Empirical fit for larger values of $d$:
Related observations:
The smallest singular value of $A_d$ is in fact on the order of $\frac1{2\sqrt d}$.
We first compute the inverse: $$A_d^{-1}=\begin{pmatrix}1\\-1&\sqrt2\\&-\sqrt2&\sqrt3\\&&\ddots&\ddots\\&&&-\sqrt{d-1}&\sqrt d\end{pmatrix}.$$ The smallest singular value of $A_d$ is the reciprocal of the largest of $A_d^{-1}$, which is the operator norm. So, we wish to maximize $$v_1^2+\sum_{i=2}^d(v_i\sqrt i-v_{i-1}\sqrt{i-1})^2$$ subject to $v_1^2+\cdots+v_d^2=1$. Define $w_i=(-1)^iv_i\sqrt i$, so that we have $$\sum_{i=1}^d\frac{w_i^2}i=1$$ and wish to maximize $$f(w)=2w_1^2+2w_2^2+\cdots+2w_{d-1}^2+w_d^2+2w_1w_2+\cdots+2w_{d-1}w_d.$$ If the maximum of $f(w)$ is $\sigma^2$, then $\sigma^{-1}$ is the smallest singular value of $A_d$.

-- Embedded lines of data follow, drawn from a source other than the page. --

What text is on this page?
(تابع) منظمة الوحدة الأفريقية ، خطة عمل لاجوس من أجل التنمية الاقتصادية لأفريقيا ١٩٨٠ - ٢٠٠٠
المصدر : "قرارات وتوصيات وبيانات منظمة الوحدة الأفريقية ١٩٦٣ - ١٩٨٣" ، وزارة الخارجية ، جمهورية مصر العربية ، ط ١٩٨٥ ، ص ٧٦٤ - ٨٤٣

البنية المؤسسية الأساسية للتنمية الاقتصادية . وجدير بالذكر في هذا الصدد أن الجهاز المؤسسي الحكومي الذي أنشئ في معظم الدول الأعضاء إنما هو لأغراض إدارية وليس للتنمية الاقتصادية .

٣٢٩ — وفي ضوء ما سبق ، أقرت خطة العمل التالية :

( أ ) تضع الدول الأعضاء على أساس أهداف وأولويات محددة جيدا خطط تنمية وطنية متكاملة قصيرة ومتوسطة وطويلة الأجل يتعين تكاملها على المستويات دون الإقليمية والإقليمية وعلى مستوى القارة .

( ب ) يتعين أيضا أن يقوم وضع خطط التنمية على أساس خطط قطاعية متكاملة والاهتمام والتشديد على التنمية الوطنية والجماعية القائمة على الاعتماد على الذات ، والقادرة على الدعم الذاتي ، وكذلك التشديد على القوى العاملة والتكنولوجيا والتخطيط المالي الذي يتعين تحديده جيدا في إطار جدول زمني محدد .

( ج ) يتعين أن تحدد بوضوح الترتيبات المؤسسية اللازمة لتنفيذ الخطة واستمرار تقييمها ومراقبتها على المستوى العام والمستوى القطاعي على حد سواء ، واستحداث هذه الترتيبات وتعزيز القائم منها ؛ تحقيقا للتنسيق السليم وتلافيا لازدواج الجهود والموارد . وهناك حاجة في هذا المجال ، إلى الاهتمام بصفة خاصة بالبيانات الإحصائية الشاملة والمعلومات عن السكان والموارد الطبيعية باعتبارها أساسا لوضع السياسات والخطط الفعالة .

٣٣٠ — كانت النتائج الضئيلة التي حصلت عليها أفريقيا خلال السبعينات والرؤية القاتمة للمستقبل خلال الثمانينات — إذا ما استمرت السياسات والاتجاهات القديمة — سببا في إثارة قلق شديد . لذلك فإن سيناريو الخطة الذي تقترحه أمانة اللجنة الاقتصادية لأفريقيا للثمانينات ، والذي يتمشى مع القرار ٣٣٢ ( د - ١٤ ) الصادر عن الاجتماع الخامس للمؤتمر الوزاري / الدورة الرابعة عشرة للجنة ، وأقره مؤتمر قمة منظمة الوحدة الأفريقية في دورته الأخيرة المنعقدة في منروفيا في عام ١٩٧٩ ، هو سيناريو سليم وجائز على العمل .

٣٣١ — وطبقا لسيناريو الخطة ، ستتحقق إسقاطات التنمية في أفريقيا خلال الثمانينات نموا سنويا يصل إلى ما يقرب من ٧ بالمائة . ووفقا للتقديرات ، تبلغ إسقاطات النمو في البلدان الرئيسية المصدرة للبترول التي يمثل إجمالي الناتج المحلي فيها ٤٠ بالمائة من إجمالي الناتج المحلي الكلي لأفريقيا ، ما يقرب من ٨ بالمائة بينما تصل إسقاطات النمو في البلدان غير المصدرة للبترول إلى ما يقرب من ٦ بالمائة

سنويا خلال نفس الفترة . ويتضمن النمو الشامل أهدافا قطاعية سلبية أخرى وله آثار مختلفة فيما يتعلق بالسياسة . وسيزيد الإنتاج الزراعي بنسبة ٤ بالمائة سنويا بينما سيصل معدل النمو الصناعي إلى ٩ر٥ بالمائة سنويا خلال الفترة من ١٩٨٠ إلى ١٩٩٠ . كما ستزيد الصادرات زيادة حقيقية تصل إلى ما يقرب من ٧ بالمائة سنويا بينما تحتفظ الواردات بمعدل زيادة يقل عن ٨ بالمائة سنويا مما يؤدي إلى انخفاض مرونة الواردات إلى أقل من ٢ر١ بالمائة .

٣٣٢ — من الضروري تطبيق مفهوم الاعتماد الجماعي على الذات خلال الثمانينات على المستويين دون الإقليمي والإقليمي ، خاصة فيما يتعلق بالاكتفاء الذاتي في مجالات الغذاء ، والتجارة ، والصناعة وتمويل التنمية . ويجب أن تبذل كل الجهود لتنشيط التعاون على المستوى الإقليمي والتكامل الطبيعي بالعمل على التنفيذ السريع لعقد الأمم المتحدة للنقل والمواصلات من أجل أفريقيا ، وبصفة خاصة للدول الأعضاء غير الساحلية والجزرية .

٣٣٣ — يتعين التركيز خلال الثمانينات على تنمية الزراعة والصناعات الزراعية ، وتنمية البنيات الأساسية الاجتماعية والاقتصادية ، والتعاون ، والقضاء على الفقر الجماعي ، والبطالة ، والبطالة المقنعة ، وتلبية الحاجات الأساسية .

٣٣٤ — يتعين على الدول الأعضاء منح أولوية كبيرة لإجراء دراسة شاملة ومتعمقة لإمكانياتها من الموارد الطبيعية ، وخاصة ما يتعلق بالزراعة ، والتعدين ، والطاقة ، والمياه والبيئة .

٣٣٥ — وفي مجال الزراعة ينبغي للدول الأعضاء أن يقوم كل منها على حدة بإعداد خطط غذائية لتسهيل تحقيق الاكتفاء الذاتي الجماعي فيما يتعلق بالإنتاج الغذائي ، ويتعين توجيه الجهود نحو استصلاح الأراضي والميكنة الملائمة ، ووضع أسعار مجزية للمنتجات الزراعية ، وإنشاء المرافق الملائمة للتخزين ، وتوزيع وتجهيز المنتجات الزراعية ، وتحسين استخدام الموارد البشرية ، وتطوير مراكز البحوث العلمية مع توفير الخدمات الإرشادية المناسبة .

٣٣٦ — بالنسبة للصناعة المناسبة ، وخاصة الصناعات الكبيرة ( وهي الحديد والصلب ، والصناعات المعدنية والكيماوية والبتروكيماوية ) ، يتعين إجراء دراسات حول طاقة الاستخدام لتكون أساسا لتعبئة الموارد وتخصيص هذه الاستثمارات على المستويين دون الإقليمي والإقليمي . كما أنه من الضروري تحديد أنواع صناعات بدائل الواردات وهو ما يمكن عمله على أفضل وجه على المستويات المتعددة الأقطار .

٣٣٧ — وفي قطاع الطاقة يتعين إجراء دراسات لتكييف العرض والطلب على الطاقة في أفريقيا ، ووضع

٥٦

On one hand, the fact that $w_1^2+\cdots+w_d^2\leq d$ gives us the bound $$f(w)\leq 2(w_1^2+\cdots+w_d^2)+(w_1^2+w_2^2)+\cdots+(w_{d-1}^2+w_d^2)\leq 4d,$$ so $\sigma^2\leq 4d$ and thus $\sigma^{-1}\geq\frac1{2\sqrt d}$. On the other hand, we can choose a parameter $k$ and let $w_d=\cdots=w_{d-k+1}=\mu$ for $$\mu^2=\frac1{\frac1d+\cdots+\frac1{d-k+1}}.$$ This gives us $$f(w)=\mu^2(4k-3)=\frac{4k-3}{\frac1d+\cdots+\frac1{d-k+1}}\geq\frac{(4k-3)(d-k)}k.$$ Taking $k$ to grow in such a way that $k=\omega(1)$ and $k=o(d)$ gives that $f(w)=4d(1-o(1))$, and so $\sigma^2\geq 4d(1-o(1))$. This means $\sigma^{-1}\leq \frac{1+o(1)}{2\sqrt d}$.